Financially, the improvement in profitability metrics—evidenced by a 7.6% gross profit margin and adjusted EBITDA reaching breakeven—is a positive signal for potential investors.
In summary, for investors seeking growth in the aviation and real estate sectors, SKYH presents a compelling opportunity given its robust revenue growth, strategic expansion plans, and improving profitability. However, investors should remain vigilant about market dynamics and operational performance in their key markets, as fluctuations could impact future growth trajectories.
**MWN-AI Summary and Analysis is based on asking OpenAI to summarize and analyze this news release.
Dallas, Texas--(Newsfile Corp. - March 20, 2026) - Sky Harbour Group Corporation (NYSE: SKYH): Stonegate Capital Partners Updates Coverage on Sky Harbour Group Corp. (NYSE: SKYH): For FY25, Sky Harbour reported consolidated revenue of $27.5 million, up 87% year over year, including $21.6 million of rental revenue and $6.0 million of fuel revenue.
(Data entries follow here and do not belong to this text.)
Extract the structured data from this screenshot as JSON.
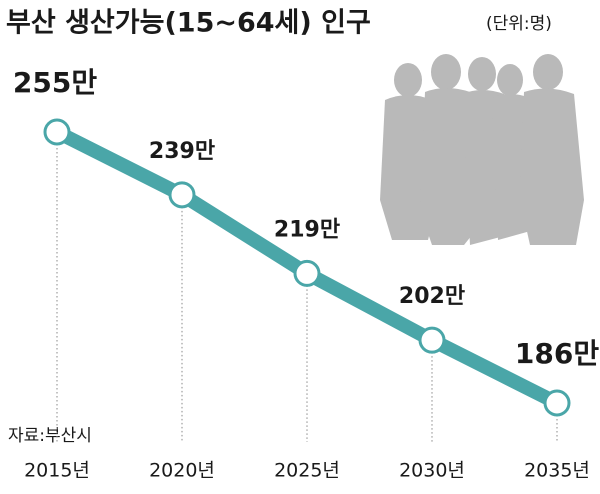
{
  "chart_data": {
    "type": "line",
    "title": "부산 생산가능(15~64세) 인구",
    "unit": "(단위:명)",
    "source": "자료:부산시",
    "categories": [
      "2015년",
      "2020년",
      "2025년",
      "2030년",
      "2035년"
    ],
    "values": [
      255,
      239,
      219,
      202,
      186
    ],
    "value_labels": [
      "255만",
      "239만",
      "219만",
      "202만",
      "186만"
    ],
    "color": "#4aa6a8"
  }
}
Revenue growth was driven by a full year of contribution from CMA, increased occupancy at BNA, OPF, and SJC, and the commencement of operations at DVT, ADS, and APA during 2025. On leasing, management noted Phoenix and Dallas were progressing somewhat faster than expected, while Denver was slower initially but improving. It was noted that early lease-up activity can include short-term leases at lower rates to drive occupancy before recycling those tenants into longer-term leases at target pricing. For future campuses, management highlighted an active pre-leasing strategy, particularly at Bradley, with pre-leasing rents running above existing campus averages due to long term leases signed.
To view the full announcement, including downloadable images, bios, and more, click here.
Key Takeaways:
- FY25 revenue rose 87% to $27.5M, driven by CMA, higher occupancy, and new campuses at DVT, ADS, and APA.
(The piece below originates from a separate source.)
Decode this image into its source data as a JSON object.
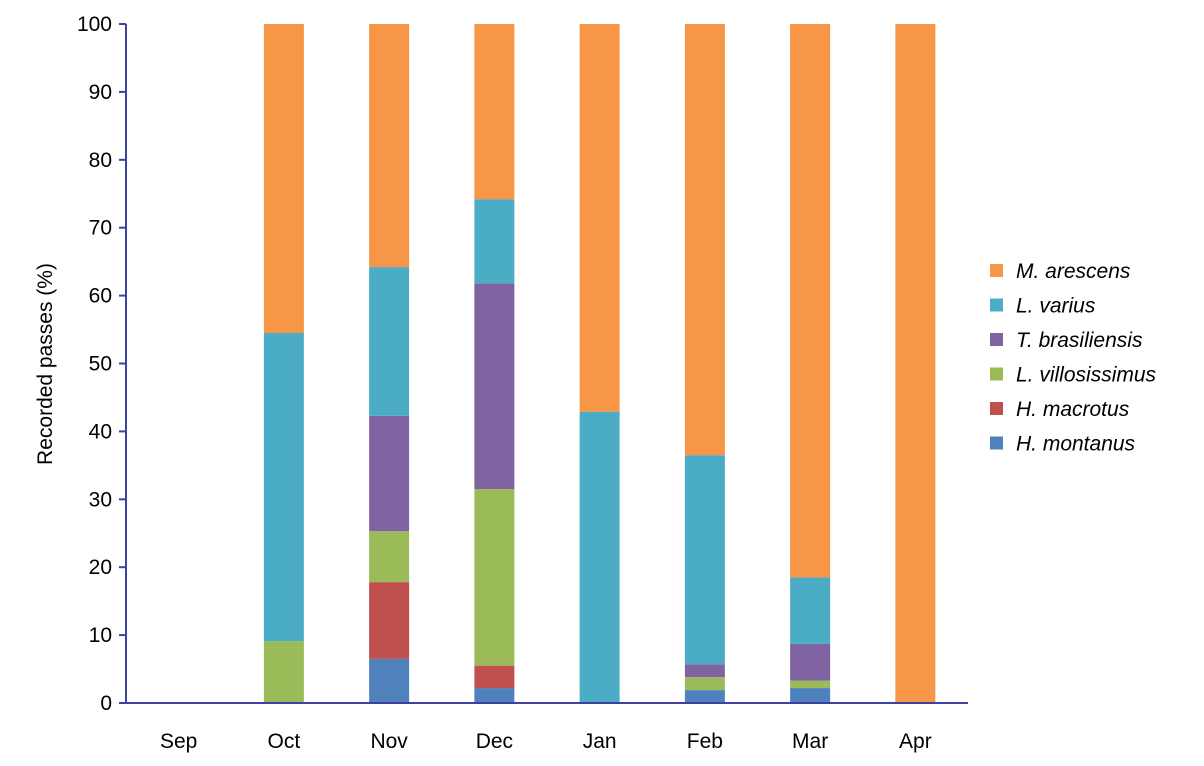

- Development continues aggressively, with $328M+ invested and funding secured for the next six projects totaling 1.0M+ rentable square feet.
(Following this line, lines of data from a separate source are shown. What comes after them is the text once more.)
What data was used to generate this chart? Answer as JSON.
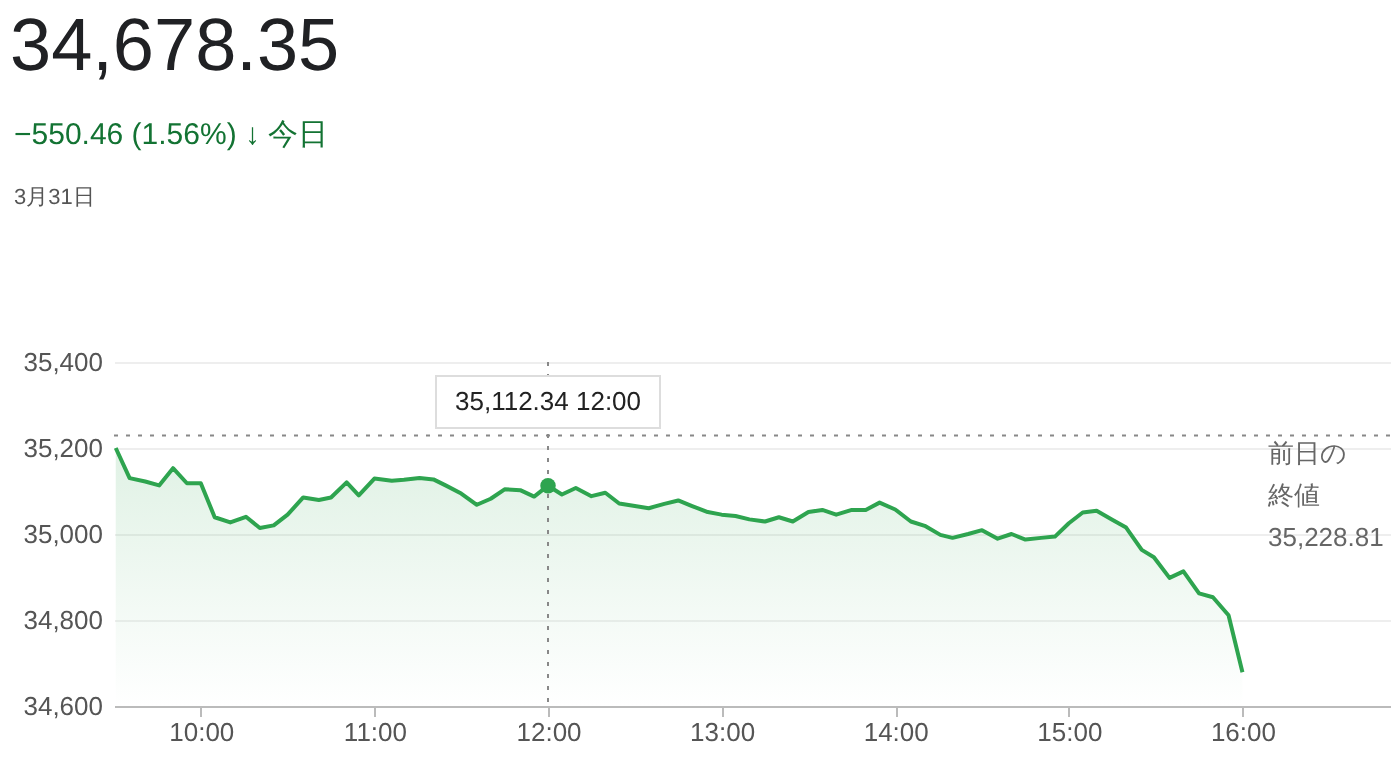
{
  "chart_data": {
    "type": "area",
    "title": "34,678.35",
    "subtitle": "−550.46 (1.56%) ↓ 今日",
    "annotations": [
      "3月31日",
      {
        "text": "35,112.34 12:00",
        "x": 12,
        "y": 35112.34
      }
    ],
    "x": [
      9.51,
      9.59,
      9.68,
      9.76,
      9.84,
      9.92,
      10.0,
      10.08,
      10.17,
      10.26,
      10.34,
      10.42,
      10.5,
      10.59,
      10.68,
      10.75,
      10.84,
      10.91,
      11.0,
      11.1,
      11.17,
      11.26,
      11.34,
      11.41,
      11.5,
      11.59,
      11.67,
      11.75,
      11.84,
      11.92,
      12.0,
      12.08,
      12.16,
      12.25,
      12.33,
      12.41,
      12.5,
      12.58,
      12.67,
      12.75,
      12.83,
      12.92,
      13.0,
      13.08,
      13.16,
      13.25,
      13.33,
      13.41,
      13.5,
      13.58,
      13.66,
      13.75,
      13.83,
      13.91,
      14.0,
      14.09,
      14.17,
      14.26,
      14.33,
      14.42,
      14.5,
      14.59,
      14.67,
      14.75,
      14.84,
      14.92,
      15.0,
      15.08,
      15.16,
      15.25,
      15.33,
      15.42,
      15.49,
      15.58,
      15.66,
      15.75,
      15.83,
      15.92,
      16.0
    ],
    "series": [
      {
        "color": "#2ea44f",
        "values": [
          35200,
          35130,
          35122,
          35113,
          35153,
          35118,
          35118,
          35039,
          35027,
          35040,
          35014,
          35020,
          35045,
          35085,
          35079,
          35085,
          35120,
          35090,
          35129,
          35124,
          35126,
          35130,
          35127,
          35113,
          35094,
          35068,
          35082,
          35104,
          35102,
          35087,
          35112.34,
          35092,
          35107,
          35088,
          35096,
          35071,
          35065,
          35060,
          35070,
          35078,
          35065,
          35051,
          35045,
          35042,
          35034,
          35029,
          35039,
          35029,
          35051,
          35056,
          35045,
          35056,
          35056,
          35073,
          35057,
          35029,
          35019,
          34998,
          34991,
          35000,
          35009,
          34989,
          35000,
          34987,
          34991,
          34994,
          35025,
          35050,
          35054,
          35033,
          35015,
          34963,
          34946,
          34898,
          34913,
          34862,
          34853,
          34811,
          34678.35
        ]
      }
    ],
    "xlim": [
      9.5,
      16.85
    ],
    "xticks": [
      {
        "value": 10,
        "label": "10:00"
      },
      {
        "value": 11,
        "label": "11:00"
      },
      {
        "value": 12,
        "label": "12:00"
      },
      {
        "value": 13,
        "label": "13:00"
      },
      {
        "value": 14,
        "label": "14:00"
      },
      {
        "value": 15,
        "label": "15:00"
      },
      {
        "value": 16,
        "label": "16:00"
      }
    ],
    "ylim": [
      34600,
      35400
    ],
    "yticks": [
      {
        "value": 34600,
        "label": "34,600"
      },
      {
        "value": 34800,
        "label": "34,800"
      },
      {
        "value": 35000,
        "label": "35,000"
      },
      {
        "value": 35200,
        "label": "35,200"
      },
      {
        "value": 35400,
        "label": "35,400"
      }
    ],
    "ref_lines": [
      {
        "axis": "y",
        "value": 35228.81,
        "label": "前日の終値\n35,228.81",
        "line_style": "dotted",
        "color": "#888888"
      },
      {
        "axis": "x",
        "value": 12,
        "line_style": "dotted",
        "color": "#888888"
      }
    ],
    "grid": "y",
    "marker": "none",
    "line_style": "solid"
  }
}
- Profitability improved meaningfully, with 7.6% GPM and adjusted EBITDA reaching run-rate breakeven in December 2025.
Click image above to view full announcement.
About Stonegate
Stonegate Capital Partners is a leading capital markets advisory firm providing investor relations, equity research, and institutional investor outreach services for public companies. Our affiliate, Stonegate Capital Markets (member FINRA) provides a full spectrum of investment banking, equity research and capital raising for public and private companies.
Contacts:
Stonegate Capital Partners
(214) 987-4121
info@stonegateinc.com
Source: Stonegate, Inc.
To view the source version of this press release, please visit https://www.newsfilecorp.com/release/289431
FAQ**
How is the real estate market in Dallas impacting the growth trajectory of Sky Harbour Group Corporation (NYSE: SKYH) in terms of occupancy and rental rates, especially with the recent developments at DVT, ADS, and APA?
What specific factors in the Dallas market have contributed to the accelerated development of Sky Harvest Energy Corp (SKYH) and increased leasing activity compared to other regions like Denver?
Considering the significant revenue growth reported by Sky Harvest Energy Corp (SKYH), how does the company plan to maintain its momentum in the competitive Dallas real estate market moving forward?
With the recent profitability improvements at Sky Harvest Energy Corp (SKYH), what strategies are being implemented to continue driving positive financial performance amidst the evolving market conditions in Dallas?
**MWN-AI FAQ is based on asking OpenAI questions about Sky Harvest Energy Corp (NYSE: SKYH).